Contestualmente alle battaglie di Annibale, Scipione lasciò la Sicilia con 400 navi da carico, una scorta di 40 navi da guerra comandate da Gaio Lelio[277] e da Marco Porcio Catone e 35.000 uomini. L'armata romana era diretta a Emporia, grosso centro commerciale punico e fonte di enormi entrate per Cartagine. Ma la nebbia fece dirottare le navi che presero terra vicino a Utica. Le forze cartaginesi erano appostate quasi tutte a Emporia e uno squadrone di 4.000 cavalieri, al comando di Annone venne mandato per rendere difficili le operazioni ai romani mentre le truppe si ridispiegavano a difesa. Annone si scontrò con la cavalleria romana e venne battuto e ucciso. Caddero 1.000 uomini e 2.000 vennero presi prigionieri. Scipione conquistò Selica e si dedicò al saccheggio del territorio. Per ovvi motivi politici e di immagine si affrettò a mandare a Roma il bottino fra cui 8.000 schiavi. Roma esultava.

Scipione cercò di conquistare Utica ma l'impresa non gli riuscì e decise di svernare nel territorio mentre poneva l'assedio alla città. Nel frattempo portò dalla sua parte Massinissa che, acerrimo nemico di Siface da cui era stato disastrosamente sconfitto, stava attraversando un periodo di sfortuna ma conservava un grande ascendente sulle popolazioni della Numidia.

La campagna riprese l'anno successivo: Siface e Asdrubale erano alla testa di una forza pari a circa 100.000 uomini (probabilmente il dato è eccessivo). Scipione aveva ricevuto pochi rinforzi di cavalleria da Massinissa e le sue forze erano molto inferiori di numero, forse meno della metà.

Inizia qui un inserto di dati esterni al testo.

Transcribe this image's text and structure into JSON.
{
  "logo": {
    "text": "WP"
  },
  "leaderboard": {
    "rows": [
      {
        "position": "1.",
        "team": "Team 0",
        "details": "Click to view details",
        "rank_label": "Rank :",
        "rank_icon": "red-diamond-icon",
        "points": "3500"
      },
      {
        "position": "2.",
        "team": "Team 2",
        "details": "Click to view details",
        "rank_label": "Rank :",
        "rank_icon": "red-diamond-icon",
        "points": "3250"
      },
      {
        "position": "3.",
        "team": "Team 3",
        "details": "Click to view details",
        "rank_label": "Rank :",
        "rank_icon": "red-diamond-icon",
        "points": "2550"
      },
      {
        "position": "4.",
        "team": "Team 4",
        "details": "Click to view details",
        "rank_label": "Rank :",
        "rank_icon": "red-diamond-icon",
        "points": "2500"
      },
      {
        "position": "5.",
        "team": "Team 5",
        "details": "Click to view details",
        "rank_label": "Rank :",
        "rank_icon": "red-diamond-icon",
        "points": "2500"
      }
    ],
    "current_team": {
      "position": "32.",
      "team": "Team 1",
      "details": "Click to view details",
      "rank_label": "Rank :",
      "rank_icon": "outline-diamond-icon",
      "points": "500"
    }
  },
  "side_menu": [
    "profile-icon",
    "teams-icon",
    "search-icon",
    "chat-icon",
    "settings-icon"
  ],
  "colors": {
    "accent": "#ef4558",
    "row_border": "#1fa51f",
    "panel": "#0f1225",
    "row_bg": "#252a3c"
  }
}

Col pretesto di intavolare trattative, Scipione mandò agenti al campo cartaginese notandone il disordine e la composizione. Con un attacco notturno, dividendo in due parti il suo esercito, Scipione inviò Gaio Lelio e Massinissa ad attaccare il campo di Siface mentre egli guidava l'attacco a quello di Asdrubale. Fu una strage. Le forze romane, incendiando le tende e le capanne indifese poterono approfittare dello spavento e della disorganizzazione e annientarono i reparti nemici; furono solo poco più di 20.000 superstiti, ma probabilmente anche queste sono cifre esagerate, questa volta per difetto. Asdrubale si ritirò a Cartagine mentre Siface tornò in Numidia dove ebbe la fortuna di trovare 4.000 mercenari celtiberi appena giunti.

Galvanizzati dalla vittoria i romani insistettero nelle operazioni e ai Campi Magni distrussero i resti dell'esercito numidico-cartaginese. Le truppe cartaginesi e numidiche poste alle ali cedettero completamente e solo l'eroica resistenza dei celtiberi che caddero quasi tutti, posti al centro, permise ad Asdrubale e a Siface di salvarsi con pochi uomini al seguito. Asdrubale fu condannato a morte ma riuscì a fuggire e a reclutare altri 10.000 uomini. Siface cercò rifugio nella sua terra inseguito da Massinissa che cercava la rivincita totale. Cartagine era alle corde, fingendo di intavolare trattative, i cartaginesi ottennero un armistizio e approfittarono del tempo concesso per mandare messaggeri in Italia. Uno raggiunse il ferito Magone e gli ordinò di tornare in patria, un altro raggiunse Annibale con lo stesso ordine.

Il ritorno di Annibale[modifica | modifica wikitesto]

Per la prima volta dopo ben trentaquattro anni Annibale tornava nella patria che aveva lasciato da ragazzo per seguire il padre. Abbandonata l'Italia, Annibale arrivò indisturbato in Africa e sbarcò a Leptis Minor da dove si diresse ad Hadrumetum. Cartagine, galvanizzata dall'arrivo del suo eroe, interruppe le trattative e cominciò a riorganizzarsi. Annibale raccolse tutte le forze disperse cartaginesi: gli uomini del fratello Magone e gli uomini di Asdrubale, per lo più mercenari. Con queste forze si diresse verso la Numidia per cercare forze di cavalleria ma dovette accontentarsi di 3.000 cavalieri forniti dal figlio del deposto Siface, Vermina.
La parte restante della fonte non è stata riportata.